My heart is squeezing as if I were a teenaged girl about to ask a boy to a dance. But what I have to say is not at all romantic, and it hardly matters anyway because it doesn’t seem possible to piss Ted off any more than I already have. Besides, it’s not like I will lose him – I have been there and done that several times over – and it looks as if I am about to repeat the experience. Once that happens my chance of learning what I need to will vanish forever.
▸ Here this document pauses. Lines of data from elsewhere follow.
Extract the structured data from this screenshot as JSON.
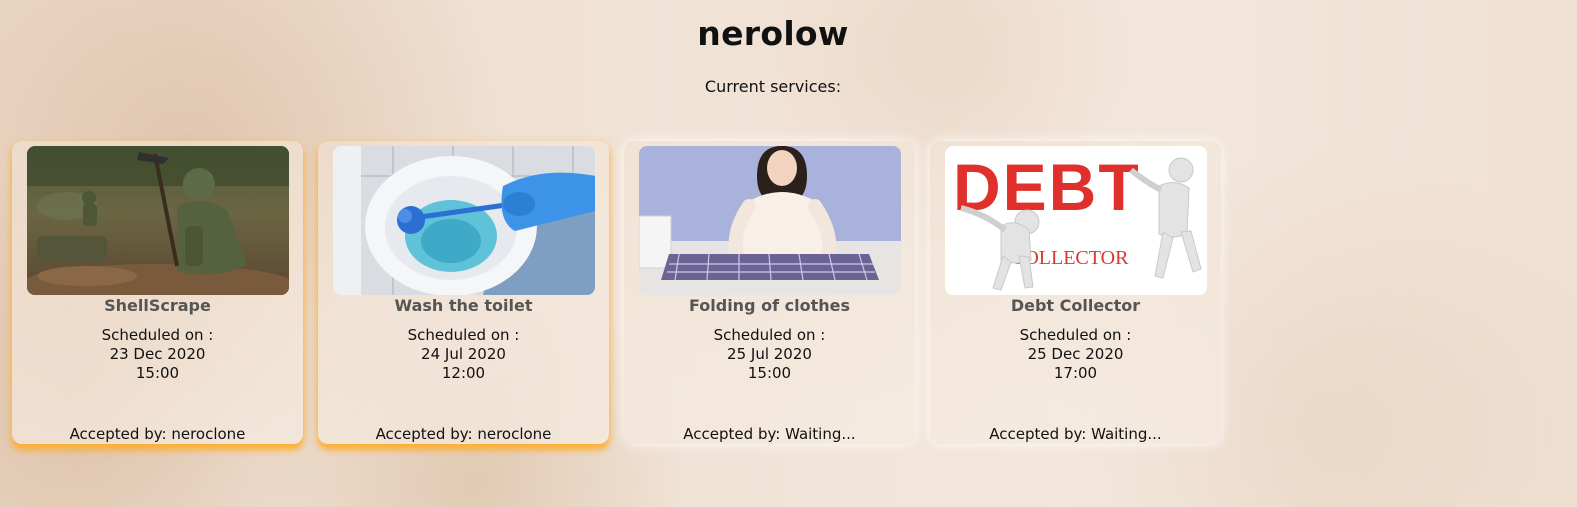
{
  "header": {
    "username": "nerolow",
    "subtitle": "Current services:"
  },
  "services": [
    {
      "title": "ShellScrape",
      "scheduled_label": "Scheduled on :",
      "date": "23 Dec 2020",
      "time": "15:00",
      "accepted_label": "Accepted by:",
      "accepted_by": "neroclone",
      "accepted_text": "Accepted by: neroclone",
      "image": "soldier-digging-photo",
      "highlight_color": "#ffaa1e"
    },
    {
      "title": "Wash the toilet",
      "scheduled_label": "Scheduled on :",
      "date": "24 Jul 2020",
      "time": "12:00",
      "accepted_label": "Accepted by:",
      "accepted_by": "neroclone",
      "accepted_text": "Accepted by: neroclone",
      "image": "toilet-brush-photo",
      "highlight_color": "#ffaa1e"
    },
    {
      "title": "Folding of clothes",
      "scheduled_label": "Scheduled on :",
      "date": "25 Jul 2020",
      "time": "15:00",
      "accepted_label": "Accepted by:",
      "accepted_by": "Waiting...",
      "accepted_text": "Accepted by: Waiting...",
      "image": "folding-clothes-photo"
    },
    {
      "title": "Debt Collector",
      "scheduled_label": "Scheduled on :",
      "date": "25 Dec 2020",
      "time": "17:00",
      "accepted_label": "Accepted by:",
      "accepted_by": "Waiting...",
      "accepted_text": "Accepted by: Waiting...",
      "image": "debt-collector-illustration",
      "image_text": [
        "DEBT",
        "COLLECTOR"
      ]
    }
  ]
}
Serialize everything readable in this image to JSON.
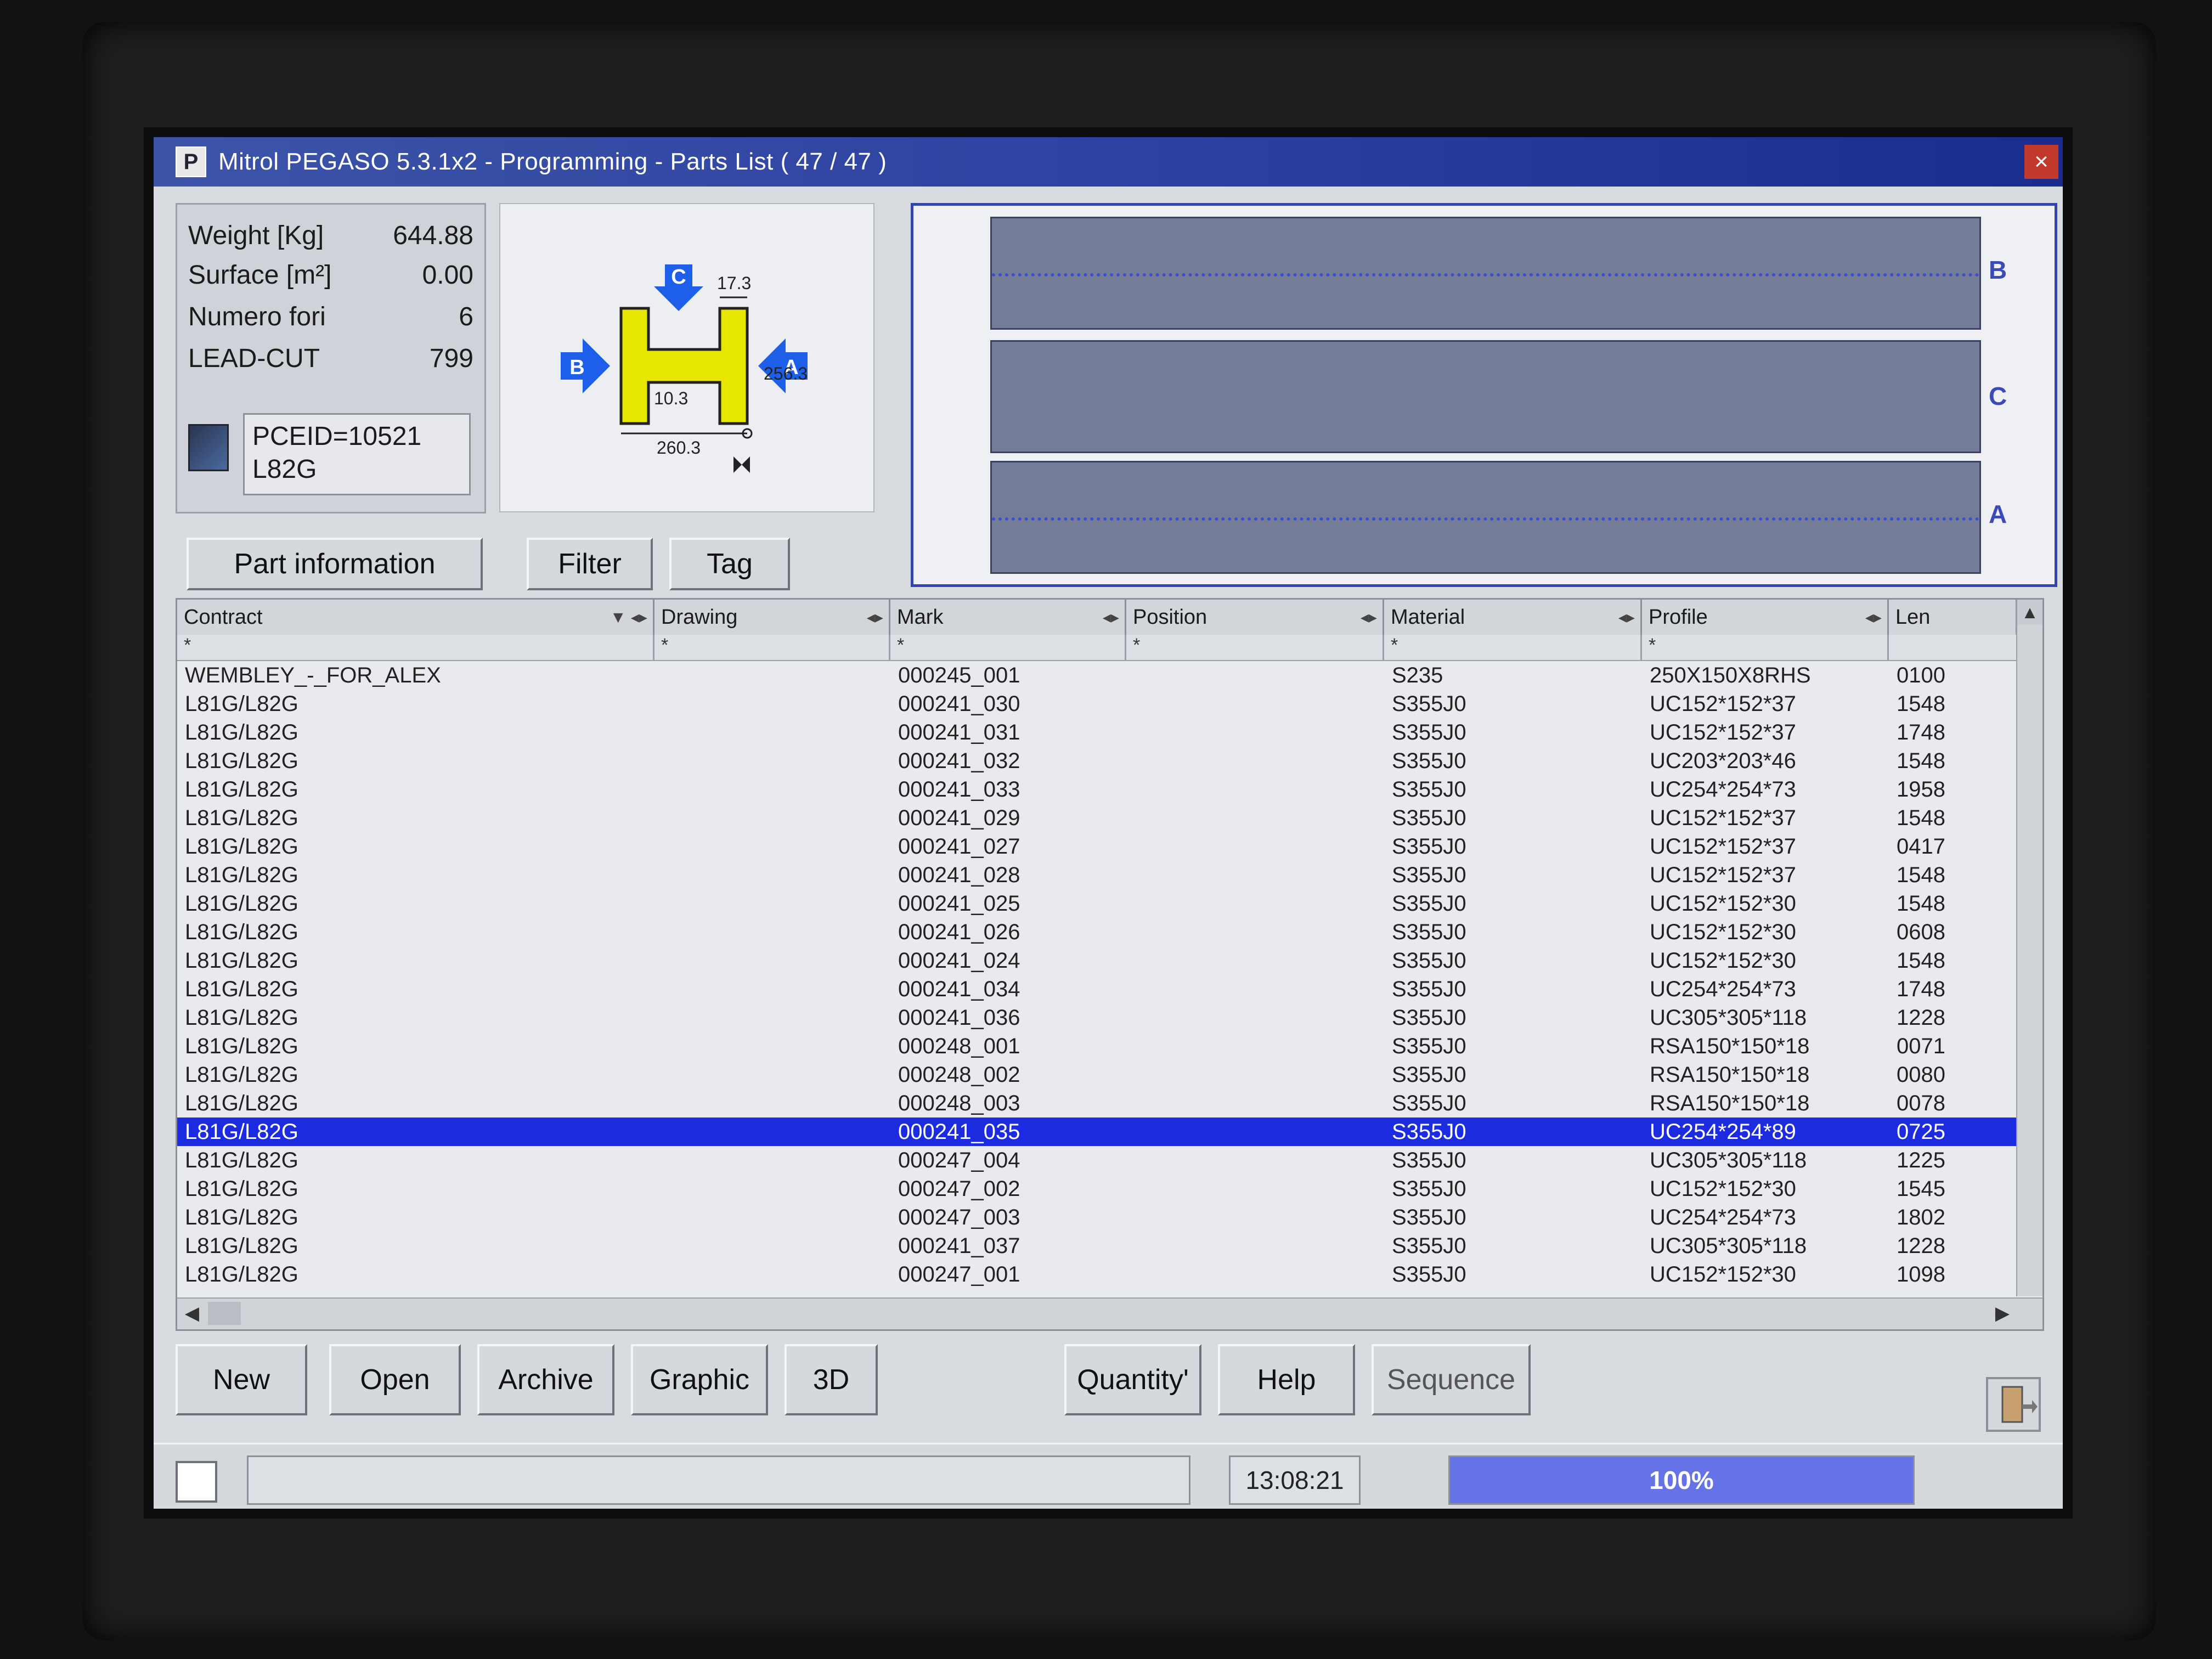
{
  "window": {
    "title": "Mitrol PEGASO 5.3.1x2 - Programming - Parts List ( 47 / 47 )",
    "icon": "P",
    "close_label": "×"
  },
  "info": {
    "rows": [
      {
        "label": "Weight [Kg]",
        "value": "644.88"
      },
      {
        "label": "Surface [m²]",
        "value": "0.00"
      },
      {
        "label": "Numero fori",
        "value": "6"
      },
      {
        "label": "LEAD-CUT",
        "value": "799"
      }
    ],
    "pce_line1": "PCEID=10521",
    "pce_line2": "L82G"
  },
  "section": {
    "face_b": "B",
    "face_c": "C",
    "face_a": "A",
    "flange_thickness": "17.3",
    "web_thickness": "10.3",
    "height": "256.3",
    "width": "260.3",
    "profile_color": "#e6e600",
    "arrow_color": "#1d5fe8"
  },
  "beam_faces": [
    "B",
    "C",
    "A"
  ],
  "toolbar_top": {
    "part_info": "Part information",
    "filter": "Filter",
    "tag": "Tag"
  },
  "grid": {
    "columns": [
      "Contract",
      "Drawing",
      "Mark",
      "Position",
      "Material",
      "Profile",
      "Len"
    ],
    "filter_symbol": "*",
    "rows": [
      {
        "contract": "WEMBLEY_-_FOR_ALEX",
        "mark": "000245_001",
        "material": "S235",
        "profile": "250X150X8RHS",
        "len": "0100"
      },
      {
        "contract": "L81G/L82G",
        "mark": "000241_030",
        "material": "S355J0",
        "profile": "UC152*152*37",
        "len": "1548"
      },
      {
        "contract": "L81G/L82G",
        "mark": "000241_031",
        "material": "S355J0",
        "profile": "UC152*152*37",
        "len": "1748"
      },
      {
        "contract": "L81G/L82G",
        "mark": "000241_032",
        "material": "S355J0",
        "profile": "UC203*203*46",
        "len": "1548"
      },
      {
        "contract": "L81G/L82G",
        "mark": "000241_033",
        "material": "S355J0",
        "profile": "UC254*254*73",
        "len": "1958"
      },
      {
        "contract": "L81G/L82G",
        "mark": "000241_029",
        "material": "S355J0",
        "profile": "UC152*152*37",
        "len": "1548"
      },
      {
        "contract": "L81G/L82G",
        "mark": "000241_027",
        "material": "S355J0",
        "profile": "UC152*152*37",
        "len": "0417"
      },
      {
        "contract": "L81G/L82G",
        "mark": "000241_028",
        "material": "S355J0",
        "profile": "UC152*152*37",
        "len": "1548"
      },
      {
        "contract": "L81G/L82G",
        "mark": "000241_025",
        "material": "S355J0",
        "profile": "UC152*152*30",
        "len": "1548"
      },
      {
        "contract": "L81G/L82G",
        "mark": "000241_026",
        "material": "S355J0",
        "profile": "UC152*152*30",
        "len": "0608"
      },
      {
        "contract": "L81G/L82G",
        "mark": "000241_024",
        "material": "S355J0",
        "profile": "UC152*152*30",
        "len": "1548"
      },
      {
        "contract": "L81G/L82G",
        "mark": "000241_034",
        "material": "S355J0",
        "profile": "UC254*254*73",
        "len": "1748"
      },
      {
        "contract": "L81G/L82G",
        "mark": "000241_036",
        "material": "S355J0",
        "profile": "UC305*305*118",
        "len": "1228"
      },
      {
        "contract": "L81G/L82G",
        "mark": "000248_001",
        "material": "S355J0",
        "profile": "RSA150*150*18",
        "len": "0071"
      },
      {
        "contract": "L81G/L82G",
        "mark": "000248_002",
        "material": "S355J0",
        "profile": "RSA150*150*18",
        "len": "0080"
      },
      {
        "contract": "L81G/L82G",
        "mark": "000248_003",
        "material": "S355J0",
        "profile": "RSA150*150*18",
        "len": "0078"
      },
      {
        "contract": "L81G/L82G",
        "mark": "000241_035",
        "material": "S355J0",
        "profile": "UC254*254*89",
        "len": "0725",
        "selected": true
      },
      {
        "contract": "L81G/L82G",
        "mark": "000247_004",
        "material": "S355J0",
        "profile": "UC305*305*118",
        "len": "1225"
      },
      {
        "contract": "L81G/L82G",
        "mark": "000247_002",
        "material": "S355J0",
        "profile": "UC152*152*30",
        "len": "1545"
      },
      {
        "contract": "L81G/L82G",
        "mark": "000247_003",
        "material": "S355J0",
        "profile": "UC254*254*73",
        "len": "1802"
      },
      {
        "contract": "L81G/L82G",
        "mark": "000241_037",
        "material": "S355J0",
        "profile": "UC305*305*118",
        "len": "1228"
      },
      {
        "contract": "L81G/L82G",
        "mark": "000247_001",
        "material": "S355J0",
        "profile": "UC152*152*30",
        "len": "1098"
      }
    ]
  },
  "toolbar_bottom": {
    "new": "New",
    "open": "Open",
    "archive": "Archive",
    "graphic": "Graphic",
    "three_d": "3D",
    "quantity": "Quantity'",
    "help": "Help",
    "sequence": "Sequence"
  },
  "status": {
    "time": "13:08:21",
    "progress_label": "100%",
    "progress_value": 1.0
  }
}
‘Tell me about her laptop,’ I say. ‘Tell me what they found on it.’
He actually sighs. ‘You will never stop.’
‘No. But I am willing to say please if it helps.’
‘I wouldn’t want you to do something so unnatural.’ He shakes his head slowly. ‘You won’t believe me.’
‘Try me.’
‘They found nothing. The laptop’s empty.’
‘Then why are they holding on to it? Why does it still matter to them?’
‘I said you wouldn’t believe me. It’s lose-lose with you, no matter what I do.’
‘I am not the one making it lose-lose for us.’ My fingers are fidgety and nervous, brushing hair from my eyes that isn’t there because it is already pulled into a ponytail.
‘What the hell is that supposed to mean?’
‘You know exactly what.’
‘Is there something you want to get off your chest, Ella?’
‘No.’ For now, I want the power of having knowledge without his knowing that I do. ‘So why did you make such a big deal of refusing to tell me about the laptop if there’s nothing to tell? Was it some kind of power game for you?’
‘Low blow. That was beneath you. When I say there was nothing, I mean that whatever is there is hidden. Tech have kept the laptop in the hope that some future tool might uncover something.’
‘You’re saying she used the laptop, but everything she ever did on it is invisible?’
‘So far as I can understand, yes. One of the things they think she did was to use an onion router to mask all of her online activity.’
My amazement actually drives the photograph and the café and Ruby from my head. ‘But that’s impossible. She wouldn’t know what an onion router is.’ My head snaps up. ‘What is an onion router?’
‘You’re talking deep web. That internet world where nothing leaves a trace anywhere. None of the search engines you’d recognise.’
‘But she was seriously useless at technology.’
‘Evidently not.’
‘But she can’t have done that. If MI5 gave her a spying device she wouldn’t know how to turn it on.’
‘Well she did. And it wasn’t the kind of technology ordinary people have access to.’
‘Then someone else set it up and taught her. We need to know who. And why.’
I spend my days warning women of the importance of guarding their privacy to keep safe. But your skill at doing this – your talent for secrets – might have been the very thing that put you in jeopardy.